Inevitably many of these poems end on a grim note. The women must conceal their true identity by becoming “weighted women” to protect themselves from patriarchy which in 'Rejecting Gravity' is manifested in the form of “Pot shots from hunters” and “boys with air -guns.” But I liked the way France hints at the power that lies dormant in such women in her potent lines: “We exchange looks, move on. We know what we could do.”
Other works are portraits of characters that although not directly linked to a fantastic world are nevertheless on the periphery of ordinary life. These individuals frequently have occupations that deal with death (grave diggers, morticians, funeral florists) and it is this I think that causes them to seem marginalised. Through skillful use of monologue, these characters are revealed as possessing an understanding of humanity, born of their occupations. They have too profound a sense of vocation. Far from being depressing such poems reassure the reader that at times of absolute vulnerability, we will be treated with great dignity. Thus the mortician administers to corpses' hands with the care of a beautician and a sexton tending a graveyard adjacent to a converted chapel “re-buries fragments quietly, with a nod at prayer;”.
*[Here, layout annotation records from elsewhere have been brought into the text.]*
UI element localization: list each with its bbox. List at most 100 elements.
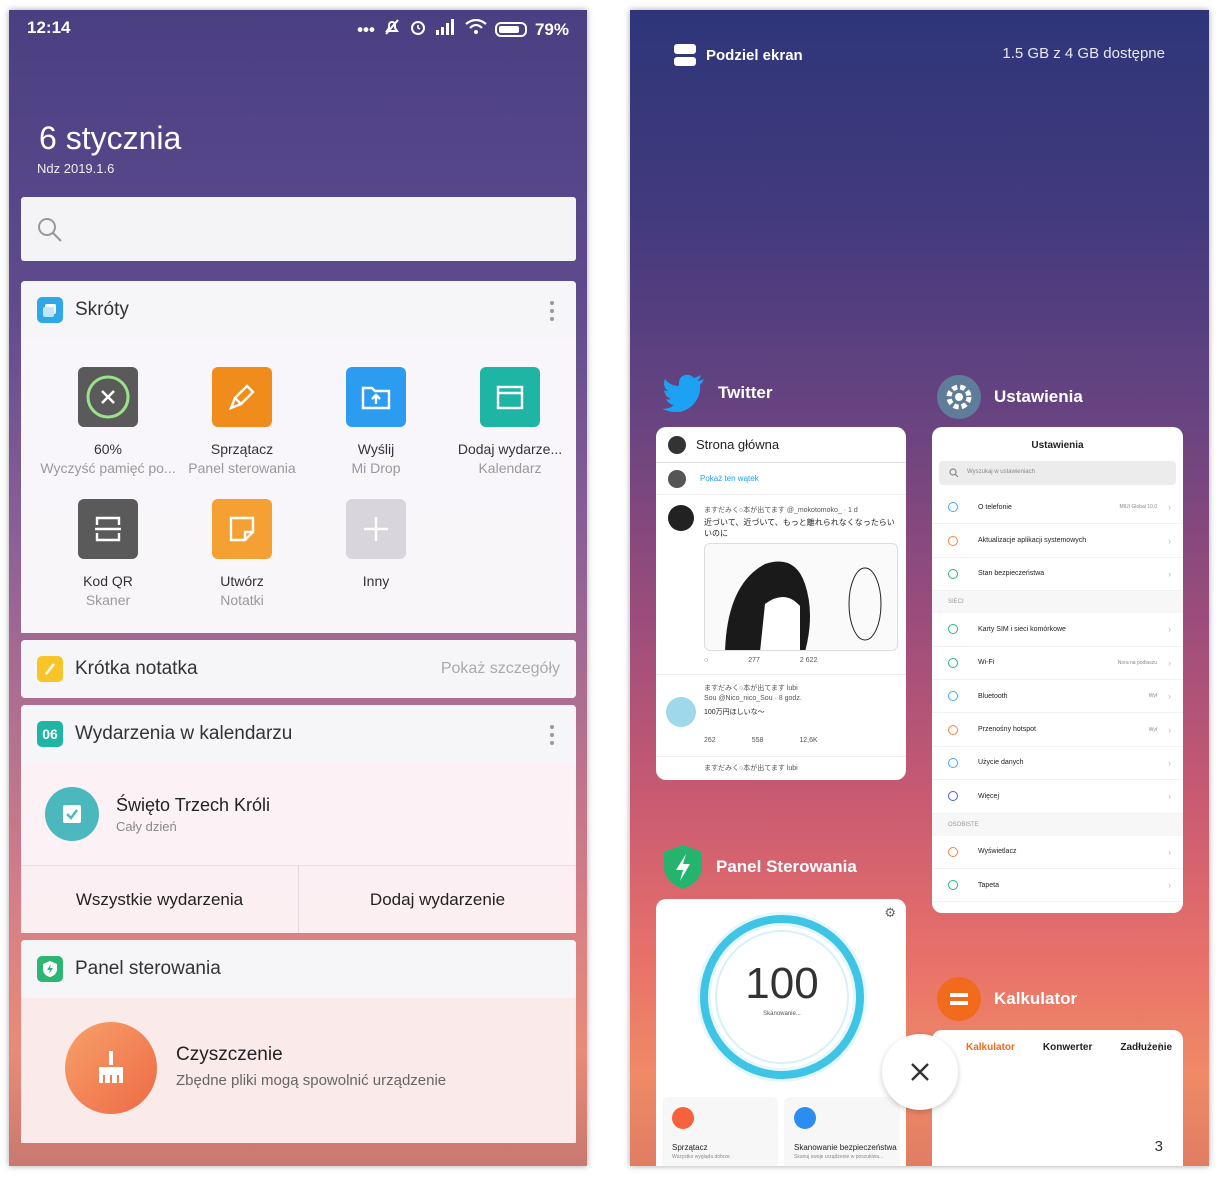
shortcut-qr[interactable]: Kod QR Skaner: [38, 499, 178, 608]
panel-app-label: Panel Sterowania: [662, 844, 857, 890]
search-icon: [38, 218, 62, 242]
like-count[interactable]: 12,6K: [799, 737, 817, 744]
settings-search[interactable]: Wyszukaj w ustawieniach: [939, 461, 1176, 485]
tweet-text: 100万円ほしいな〜: [704, 709, 765, 716]
settings-row[interactable]: Aktualizacje aplikacji systemowych ›: [932, 524, 1183, 558]
tweet-image[interactable]: [704, 543, 898, 651]
status-bar: 12:14 ••• 79%: [27, 18, 569, 40]
tab-converter[interactable]: Konwerter: [1043, 1042, 1092, 1053]
add-event-button[interactable]: Dodaj wydarzenie: [299, 866, 576, 933]
wallpaper-icon: [948, 880, 958, 891]
security-card: Panel sterowania Czyszczenie Zbędne plik…: [21, 940, 576, 1143]
settings-row[interactable]: Przenośny hotspot Wył ›: [932, 713, 1183, 747]
shortcut-add-event[interactable]: Dodaj wydarze... Kalendarz: [440, 367, 580, 476]
note-title: Krótka notatka: [75, 658, 198, 679]
calculator-card[interactable]: Kalkulator Konwerter Zadłużenie ⋮ 3: [932, 1030, 1183, 1166]
cleaner-tile[interactable]: Sprzątacz Wszystko wygląda dobrze: [662, 1097, 778, 1166]
settings-search-placeholder: Wyszukaj w ustawieniach: [967, 469, 1035, 475]
note-details-link[interactable]: Pokaż szczegóły: [441, 660, 560, 678]
battery-percent: 79%: [534, 19, 569, 39]
reply-icon[interactable]: ○: [704, 657, 708, 664]
settings-row[interactable]: Więcej ›: [932, 780, 1183, 814]
twitter-bird-icon: [662, 374, 704, 412]
battery-icon: [494, 22, 527, 37]
settings-row[interactable]: Wyświetlacz ›: [932, 836, 1183, 869]
security-title: Panel sterowania: [75, 958, 221, 979]
panel-card[interactable]: ⚙ 100 Skanowanie... Sprzątacz Wszystko w…: [656, 899, 906, 1166]
shortcut-memory-clean[interactable]: 60% Wyczyść pamięć po...: [38, 367, 178, 476]
all-events-button[interactable]: Wszystkie wydarzenia: [21, 866, 299, 933]
like-count[interactable]: 2 622: [800, 657, 818, 664]
settings-label: Ustawienia: [994, 387, 1083, 406]
left-screen: 12:14 ••• 79% 6 stycznia Ndz 2019.1.6 Sk…: [9, 10, 587, 1166]
more-options-icon[interactable]: ⋮: [1155, 1042, 1165, 1053]
upload-folder-icon: [346, 367, 406, 427]
settings-row[interactable]: Karty SIM i sieci komórkowe ›: [932, 613, 1183, 647]
tweet-stats: ○ 277 2 622: [704, 657, 817, 664]
settings-row[interactable]: Bluetooth Wył ›: [932, 680, 1183, 714]
more-options-icon[interactable]: [550, 725, 554, 749]
settings-row[interactable]: Wi-Fi Nora na podlaszu ›: [932, 647, 1183, 680]
tweet-liked-by: ますだみく○本が出てます lubi: [704, 765, 798, 772]
shortcut-label: Utwórz: [220, 573, 264, 589]
tweet-author: Sou @Nico_nico_Sou · 8 godz.: [704, 695, 802, 702]
note-header: Krótka notatka Pokaż szczegóły: [21, 640, 576, 698]
clean-description: Zbędne pliki mogą spowolnić urządzenie: [176, 1072, 447, 1089]
split-screen-button[interactable]: Podziel ekran: [674, 44, 803, 66]
calculator-display: 3: [1154, 1138, 1163, 1155]
shortcut-cleaner[interactable]: Sprzątacz Panel sterowania: [172, 367, 312, 476]
status-icons: ••• 79%: [357, 18, 569, 41]
split-screen-icon: [674, 44, 696, 66]
calendar-actions: Wszystkie wydarzenia Dodaj wydarzenie: [21, 865, 576, 933]
shortcut-other[interactable]: Inny: [306, 499, 446, 589]
retweet-count[interactable]: 277: [748, 657, 760, 664]
settings-row[interactable]: O telefonie MIUI Global 10.0 ›: [932, 491, 1183, 525]
pencil-icon: [37, 656, 63, 682]
broom-icon: [65, 1022, 157, 1114]
settings-card[interactable]: Ustawienia Wyszukaj w ustawieniach O tel…: [932, 427, 1183, 913]
reply-count[interactable]: 262: [704, 737, 716, 744]
twitter-card[interactable]: Strona główna Pokaż ten wątek ますだみく○本が出て…: [656, 427, 906, 780]
search-bar[interactable]: [21, 197, 576, 261]
calendar-icon: [480, 367, 540, 427]
shortcut-mi-drop[interactable]: Wyślij Mi Drop: [306, 367, 446, 476]
note-card[interactable]: Krótka notatka Pokaż szczegóły: [21, 640, 576, 698]
settings-gear-icon[interactable]: ⚙: [884, 905, 896, 921]
calendar-card: 06 Wydarzenia w kalendarzu Święto Trzech…: [21, 705, 576, 933]
right-screen: Podziel ekran 1.5 GB z 4 GB dostępne Twi…: [630, 10, 1209, 1166]
more-dots-icon: •••: [357, 19, 375, 39]
shortcut-note[interactable]: Utwórz Notatki: [172, 499, 312, 608]
shortcut-sublabel: Panel sterowania: [188, 460, 296, 476]
retweet-count[interactable]: 558: [752, 737, 764, 744]
memory-available: 1.5 GB z 4 GB dostępne: [1002, 45, 1165, 62]
avatar: [668, 435, 686, 454]
show-thread-link[interactable]: Pokaż ten wątek: [700, 474, 759, 483]
calendar-event[interactable]: Święto Trzech Króli Cały dzień: [21, 763, 576, 865]
data-usage-icon: [948, 757, 958, 768]
shortcuts-title: Skróty: [75, 299, 129, 320]
close-all-button[interactable]: [882, 1034, 958, 1110]
tweet-2: ますだみく○本が出てます lubi Sou @Nico_nico_Sou · 8…: [656, 675, 906, 757]
event-title: Święto Trzech Króli: [116, 795, 271, 815]
calculator-icon: [937, 977, 981, 1021]
settings-row[interactable]: Użycie danych ›: [932, 747, 1183, 781]
settings-row[interactable]: Stan bezpieczeństwa ›: [932, 558, 1183, 592]
update-icon: [948, 535, 958, 546]
split-screen-label: Podziel ekran: [706, 46, 803, 64]
gear-icon: [937, 375, 981, 419]
tweet-author: ますだみく○本が出てます @_mokotomoko_ · 1 d: [704, 507, 858, 514]
more-icon: [948, 791, 958, 802]
settings-list-2: Karty SIM i sieci komórkowe › Wi-Fi Nora n…: [932, 613, 1183, 814]
twitter-app-label: Twitter: [662, 374, 772, 412]
shield-icon: [37, 956, 63, 982]
tile-subtitle: Wszystko wygląda dobrze: [672, 1154, 730, 1160]
calculator-app-label: Kalkulator: [936, 976, 1077, 1022]
tab-calculator[interactable]: Kalkulator: [966, 1042, 1015, 1053]
security-scan-tile[interactable]: Skanowanie bezpieczeństwa Skanuj swoje u…: [784, 1097, 900, 1166]
cleaner-item[interactable]: Czyszczenie Zbędne pliki mogą spowolnić …: [21, 998, 576, 1143]
settings-list-3: Wyświetlacz › Tapeta ›: [932, 836, 1183, 903]
settings-row[interactable]: Tapeta ›: [932, 869, 1183, 903]
shortcut-label: 60%: [93, 441, 123, 457]
more-options-icon[interactable]: [550, 301, 554, 325]
calculator-label: Kalkulator: [994, 989, 1078, 1008]
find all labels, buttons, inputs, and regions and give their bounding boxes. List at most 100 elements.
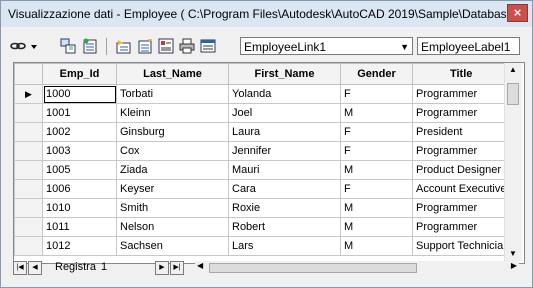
horizontal-scrollbar[interactable]: ◀ ▶ [195, 261, 519, 275]
record-navigator: |◀ ◀ Registra 1 ▶ ▶| ◀ ▶ [13, 261, 523, 277]
table-cell[interactable]: F [340, 122, 413, 142]
table-cell[interactable]: 1011 [42, 217, 117, 237]
data-grid: Emp_Id Last_Name First_Name Gender Title… [13, 62, 525, 264]
record-number[interactable]: 1 [101, 261, 107, 273]
table-cell[interactable]: President [411, 122, 511, 142]
table-cell[interactable]: 1010 [42, 198, 117, 218]
row-selector[interactable] [14, 160, 43, 180]
table-cell[interactable]: Lars [228, 236, 341, 256]
link-icon[interactable] [9, 37, 27, 55]
table-cell[interactable]: Product Designer [411, 160, 511, 180]
table-cell[interactable]: 1012 [42, 236, 117, 256]
column-header[interactable]: Title [411, 63, 511, 85]
table-cell[interactable]: F [340, 84, 413, 104]
autoview-records-icon[interactable] [136, 37, 154, 55]
table-cell[interactable]: Kleinn [116, 103, 229, 123]
table-cell[interactable]: Ginsburg [116, 122, 229, 142]
row-selector[interactable] [14, 103, 43, 123]
link-template-select[interactable]: EmployeeLink1 ▼ [240, 37, 413, 55]
table-row[interactable]: 1002 Ginsburg Laura F President [14, 122, 511, 142]
table-cell[interactable]: Nelson [116, 217, 229, 237]
scroll-right-icon[interactable]: ▶ [511, 261, 517, 270]
table-row[interactable]: ▶ 1000 Torbati Yolanda F Programmer [14, 84, 511, 104]
row-selector[interactable]: ▶ [14, 84, 43, 104]
table-cell[interactable]: Mauri [228, 160, 341, 180]
table-cell[interactable]: Ziada [116, 160, 229, 180]
column-header[interactable]: First_Name [228, 63, 341, 85]
column-header[interactable]: Gender [340, 63, 413, 85]
table-cell[interactable]: Jennifer [228, 141, 341, 161]
corner-cell[interactable] [14, 63, 43, 85]
scroll-left-icon[interactable]: ◀ [197, 261, 203, 270]
title-bar[interactable]: Visualizzazione dati - Employee ( C:\Pro… [1, 1, 532, 27]
table-row[interactable]: 1010 Smith Roxie M Programmer [14, 198, 511, 218]
row-selector[interactable] [14, 198, 43, 218]
table-cell[interactable]: Smith [116, 198, 229, 218]
row-selector[interactable] [14, 179, 43, 199]
link-template-value: EmployeeLink1 [244, 40, 327, 54]
scroll-up-icon[interactable]: ▲ [509, 65, 517, 74]
table-row[interactable]: 1005 Ziada Mauri M Product Designer [14, 160, 511, 180]
table-cell[interactable]: Keyser [116, 179, 229, 199]
records-table: Emp_Id Last_Name First_Name Gender Title… [14, 63, 511, 256]
row-selector[interactable] [14, 141, 43, 161]
previous-record-icon[interactable]: ◀ [28, 261, 42, 275]
close-button[interactable]: × [507, 4, 528, 22]
table-cell[interactable]: Yolanda [228, 84, 341, 104]
scroll-down-icon[interactable]: ▼ [509, 249, 517, 258]
first-record-icon[interactable]: |◀ [13, 261, 27, 275]
query-editor-icon[interactable] [157, 37, 175, 55]
toolbar-separator [106, 38, 107, 55]
table-cell[interactable]: Torbati [116, 84, 229, 104]
table-cell[interactable]: M [340, 103, 413, 123]
next-record-icon[interactable]: ▶ [155, 261, 169, 275]
table-cell[interactable]: F [340, 179, 413, 199]
table-cell[interactable]: M [340, 198, 413, 218]
table-cell[interactable]: Account Executive [411, 179, 511, 199]
table-cell[interactable]: Robert [228, 217, 341, 237]
table-cell[interactable]: M [340, 217, 413, 237]
table-row[interactable]: 1003 Cox Jennifer F Programmer [14, 141, 511, 161]
table-cell[interactable]: Sachsen [116, 236, 229, 256]
table-cell[interactable]: Support Technician [411, 236, 511, 256]
print-icon[interactable] [178, 37, 196, 55]
table-cell[interactable]: Roxie [228, 198, 341, 218]
table-cell[interactable]: 1003 [42, 141, 117, 161]
row-selector[interactable] [14, 217, 43, 237]
table-cell[interactable]: Programmer [411, 103, 511, 123]
table-cell[interactable]: Programmer [411, 217, 511, 237]
label-template-select[interactable]: EmployeeLabel1 [417, 37, 520, 55]
table-cell[interactable]: M [340, 236, 413, 256]
table-cell[interactable]: Cox [116, 141, 229, 161]
table-cell[interactable]: Programmer [411, 198, 511, 218]
row-selector[interactable] [14, 122, 43, 142]
table-cell[interactable]: M [340, 160, 413, 180]
table-row[interactable]: 1011 Nelson Robert M Programmer [14, 217, 511, 237]
chevron-down-icon[interactable] [29, 37, 39, 55]
table-cell[interactable]: 1002 [42, 122, 117, 142]
table-cell[interactable]: 1001 [42, 103, 117, 123]
table-cell[interactable]: 1006 [42, 179, 117, 199]
view-linked-records-icon[interactable] [81, 37, 99, 55]
table-cell[interactable]: Programmer [411, 84, 511, 104]
table-cell[interactable]: Programmer [411, 141, 511, 161]
row-selector[interactable] [14, 236, 43, 256]
last-record-icon[interactable]: ▶| [170, 261, 184, 275]
table-cell[interactable]: 1000 [42, 84, 117, 104]
vertical-scrollbar[interactable]: ▲ ▼ [504, 63, 522, 261]
table-cell[interactable]: 1005 [42, 160, 117, 180]
table-cell[interactable]: Joel [228, 103, 341, 123]
scroll-thumb[interactable] [209, 263, 417, 273]
table-cell[interactable]: Laura [228, 122, 341, 142]
table-cell[interactable]: F [340, 141, 413, 161]
column-header[interactable]: Emp_Id [42, 63, 117, 85]
format-icon[interactable] [199, 37, 217, 55]
column-header[interactable]: Last_Name [116, 63, 229, 85]
view-linked-objects-icon[interactable] [59, 37, 77, 55]
scroll-thumb[interactable] [507, 83, 519, 105]
table-cell[interactable]: Cara [228, 179, 341, 199]
table-row[interactable]: 1001 Kleinn Joel M Programmer [14, 103, 511, 123]
table-row[interactable]: 1006 Keyser Cara F Account Executive [14, 179, 511, 199]
autoview-objects-icon[interactable] [115, 37, 133, 55]
table-row[interactable]: 1012 Sachsen Lars M Support Technician [14, 236, 511, 256]
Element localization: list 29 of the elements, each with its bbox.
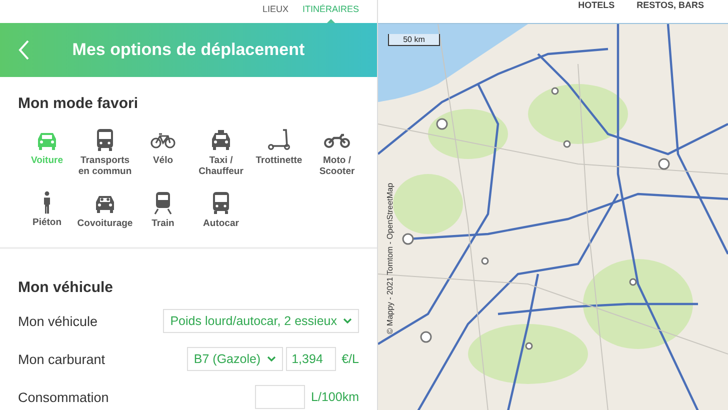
mode-option[interactable]: Moto / Scooter xyxy=(308,128,366,177)
chevron-icon xyxy=(343,318,352,324)
kick-scooter-icon xyxy=(266,128,292,152)
mode-option[interactable]: Vélo xyxy=(134,128,192,177)
scale-bar: 50 km xyxy=(388,34,440,46)
field-label: Consommation xyxy=(18,390,109,404)
mode-option[interactable]: Taxi / Chauffeur xyxy=(192,128,250,177)
input-field[interactable] xyxy=(255,385,306,409)
mode-option[interactable]: Trottinette xyxy=(250,128,308,177)
panel-title: Mes options de déplacement xyxy=(71,40,306,60)
field-label: Mon carburant xyxy=(18,352,106,366)
mode-option[interactable]: Transports en commun xyxy=(76,128,134,177)
field-label: Mon véhicule xyxy=(18,314,98,328)
map-attribution: © Mappy - 2021 Tomtom - OpenStreetMap xyxy=(386,182,394,336)
section-heading: Mon véhicule xyxy=(18,279,114,296)
map-drawing[interactable] xyxy=(378,24,728,410)
mode-option[interactable]: Train xyxy=(134,191,192,229)
mode-option[interactable]: Autocar xyxy=(192,191,250,229)
nav-tab[interactable]: LIEUX xyxy=(262,4,288,14)
nav-link[interactable]: HOTELS xyxy=(578,0,615,11)
mode-option[interactable]: Piéton xyxy=(18,191,76,229)
back-icon[interactable] xyxy=(18,40,30,60)
nav-link[interactable]: RESTOS, BARS xyxy=(636,0,704,11)
mode-option[interactable]: Covoiturage xyxy=(76,191,134,229)
unit-label: €/L xyxy=(342,352,359,366)
pedestrian-icon xyxy=(43,191,51,214)
chevron-icon xyxy=(266,356,276,362)
unit-label: L/100km xyxy=(311,390,359,404)
section-heading: Mon mode favori xyxy=(18,95,140,112)
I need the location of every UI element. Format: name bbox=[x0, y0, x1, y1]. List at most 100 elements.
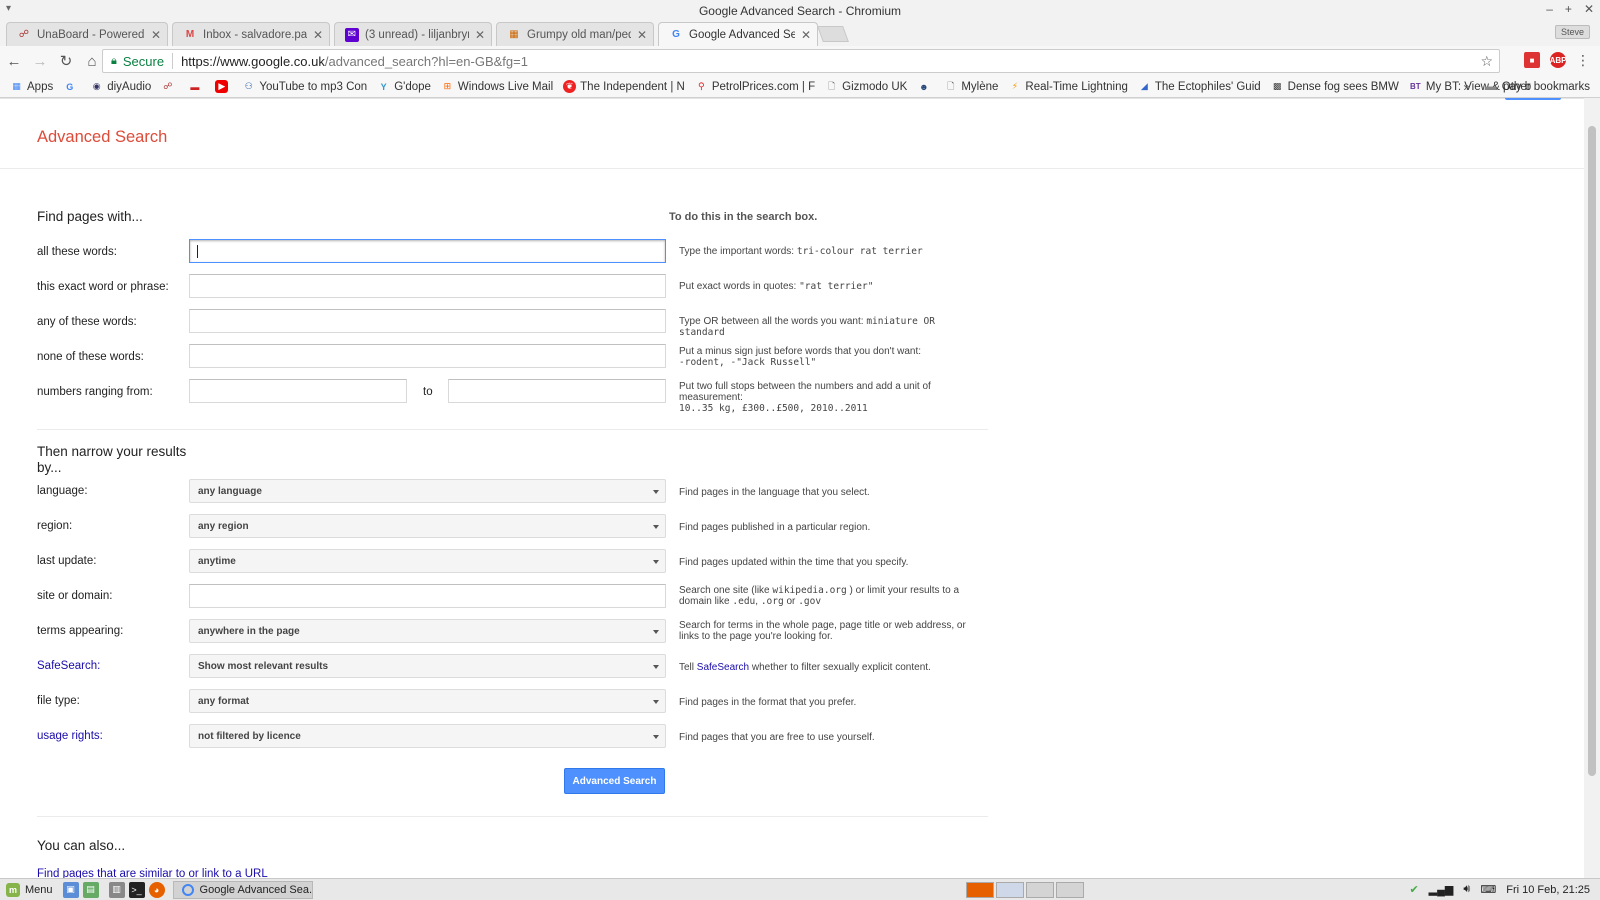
page-scrollbar[interactable] bbox=[1584, 98, 1600, 878]
terminal-icon[interactable]: >_ bbox=[128, 881, 145, 898]
forward-icon[interactable]: → bbox=[28, 49, 52, 73]
network-icon[interactable]: ▂▄▆ bbox=[1429, 883, 1454, 896]
bookmark-yt-mp3[interactable]: ⚇ YouTube to mp3 Con bbox=[242, 80, 367, 93]
bookmark-gdope[interactable]: Y G'dope bbox=[377, 80, 431, 93]
site-domain-input[interactable] bbox=[189, 584, 666, 608]
tab-close-icon[interactable]: ✕ bbox=[637, 28, 647, 42]
yahoo-mail-icon: ✉ bbox=[345, 27, 359, 42]
keyboard-icon[interactable]: ⌨ bbox=[1480, 883, 1496, 896]
workspace-3[interactable] bbox=[1026, 882, 1054, 898]
tab-yahoo-mail[interactable]: ✉ (3 unread) - liljanbrynte ✕ bbox=[334, 22, 492, 46]
workspace-4[interactable] bbox=[1056, 882, 1084, 898]
any-words-input[interactable] bbox=[189, 309, 666, 333]
tab-unaboard[interactable]: ☍ UnaBoard - Powered by ✕ bbox=[6, 22, 168, 46]
minimize-icon[interactable]: – bbox=[1546, 2, 1553, 16]
safesearch-hint: Tell SafeSearch whether to filter sexual… bbox=[679, 662, 931, 673]
extension-icon[interactable]: ■ bbox=[1524, 52, 1540, 68]
start-menu-button[interactable]: m Menu bbox=[6, 882, 53, 897]
browser-menu-icon[interactable]: ⋮ bbox=[1576, 52, 1590, 69]
bookmark-mylene[interactable]: 🗋︎ Mylène bbox=[944, 80, 998, 93]
advanced-search-button[interactable]: Advanced Search bbox=[564, 768, 665, 794]
os-taskbar: m Menu ▣ ▤ ▥ >_ ◕ Google Advanced Sea...… bbox=[0, 878, 1600, 900]
adblock-icon[interactable]: ABP bbox=[1550, 52, 1566, 68]
bookmark-star-icon[interactable]: ☆ bbox=[1480, 53, 1493, 70]
file-type-select[interactable]: any format bbox=[189, 689, 666, 713]
all-words-input[interactable] bbox=[189, 239, 666, 263]
bookmark-petrolprices[interactable]: ⚲ PetrolPrices.com | F bbox=[695, 80, 815, 93]
safesearch-hint-link[interactable]: SafeSearch bbox=[697, 662, 749, 673]
other-bookmarks[interactable]: ▬ Other bookmarks bbox=[1485, 81, 1590, 93]
bookmarks-overflow-icon[interactable]: » bbox=[1463, 80, 1470, 94]
show-desktop-icon[interactable]: ▣ bbox=[62, 881, 79, 898]
window-titlebar: ▾ Google Advanced Search - Chromium – + … bbox=[0, 0, 1600, 22]
tab-label: Google Advanced Searc bbox=[689, 28, 795, 41]
chevron-down-icon bbox=[653, 665, 659, 669]
tab-close-icon[interactable]: ✕ bbox=[151, 28, 161, 42]
firefox-icon[interactable]: ◕ bbox=[148, 881, 165, 898]
usage-rights-link[interactable]: usage rights: bbox=[37, 730, 103, 742]
bookmark-youtube[interactable]: ▶ bbox=[215, 80, 232, 93]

There are also darker characters in the collection. In the poems ‘Quatrophobia’ and ‘Victor Knows the Danger of Words’ France presents two men with serious personality disorders. Her use of an everyday tone to detail the rigid regimens of their lives coupled with a proliferation of verbs to emphasise how exhausting such compulsions can be, “He checks for gaps in the rows, phones out for replacements”, “Victor unplugs the radio, muffles it with bubble wrap and gaffa tape” successfully help the reader understand what it is like to be driven by such obsessive imperatives.
The level of specialist detail shown by France throughout the collection particularly in 'Learning to Play the Violin by Holding a Bow' and 'The Hangman Speaks of Art' is impressive and suggests to me that she researches in depth the particulars of her subject matter before embarking on the work.